Guardando al futuro, credo che sarà proprio tale approccio concreto capace di portare fin da subito risposte e valore, a essere premiato e permettere ancora una volta alle aziende pubbliche e private di innovare e affrontare con successo la ripresa. Tale esigenza non dovrà necessariamente andare a sconvolgere l’assetto dell’azienda, ma supportare e accompagnare la trasformazione di quelle parti dell’organizzazione che dovranno necessariamente garantire dati di qualità.

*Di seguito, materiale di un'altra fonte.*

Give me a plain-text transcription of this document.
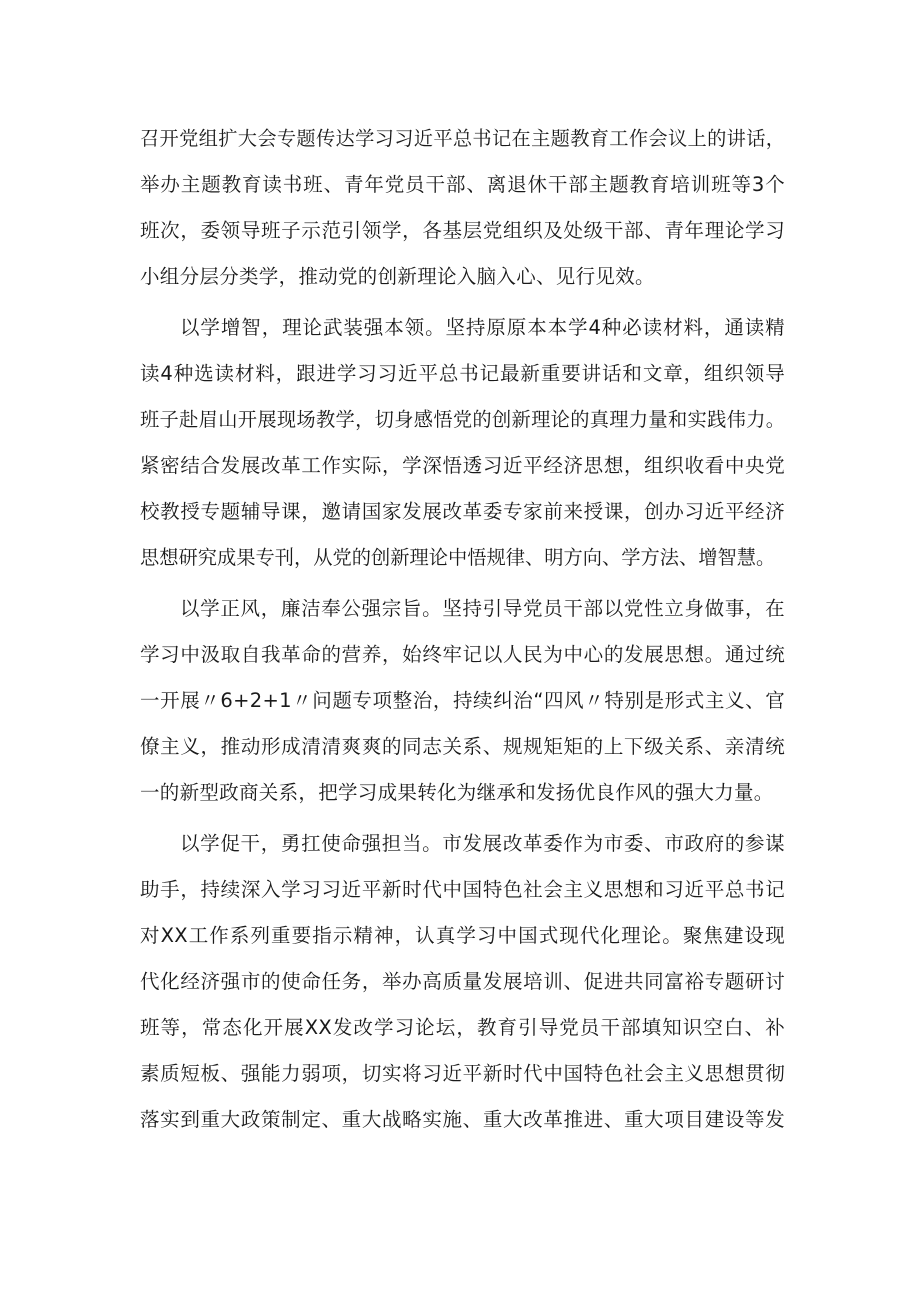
召开党组扩大会专题传达学习习近平总书记在主题教育工作会议上的讲话，
举办主题教育读书班、青年党员干部、离退休干部主题教育培训班等3个
班次，委领导班子示范引领学，各基层党组织及处级干部、青年理论学习
小组分层分类学，推动党的创新理论入脑入心、见行见效。
以学增智，理论武装强本领。坚持原原本本学4种必读材料，通读精
读4种选读材料，跟进学习习近平总书记最新重要讲话和文章，组织领导
班子赴眉山开展现场教学，切身感悟党的创新理论的真理力量和实践伟力。
紧密结合发展改革工作实际，学深悟透习近平经济思想，组织收看中央党
校教授专题辅导课，邀请国家发展改革委专家前来授课，创办习近平经济
思想研究成果专刊，从党的创新理论中悟规律、明方向、学方法、增智慧。
以学正风，廉洁奉公强宗旨。坚持引导党员干部以党性立身做事，在
学习中汲取自我革命的营养，始终牢记以人民为中心的发展思想。通过统
一开展〃6+2+1〃问题专项整治，持续纠治“四风〃特别是形式主义、官
僚主义，推动形成清清爽爽的同志关系、规规矩矩的上下级关系、亲清统
一的新型政商关系，把学习成果转化为继承和发扬优良作风的强大力量。
以学促干，勇扛使命强担当。市发展改革委作为市委、市政府的参谋
助手，持续深入学习习近平新时代中国特色社会主义思想和习近平总书记
对XX工作系列重要指示精神，认真学习中国式现代化理论。聚焦建设现
代化经济强市的使命任务，举办高质量发展培训、促进共同富裕专题研讨
班等，常态化开展XX发改学习论坛，教育引导党员干部填知识空白、补
素质短板、强能力弱项，切实将习近平新时代中国特色社会主义思想贯彻
落实到重大政策制定、重大战略实施、重大改革推进、重大项目建设等发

La condivisione sarà uno degli aspetti sui quali bisognerà molto lavorare perché da sempre il dato porta con sé un valore importante, l’informazione, senza la quale non è possibile prendere decisioni. Quello di cui la nostra comunità oggi ha bisogno è sicuramente una sempre maggiore diffusione e sfruttamento dei risultati di R&I e sostegno all’impegno attivo della società, un processo che passa dalla qualità dei dati della ricerca, risorse preziose da condividere e da rendere accessibili e riproducibili, ovvero efficacemente riutilizzabili.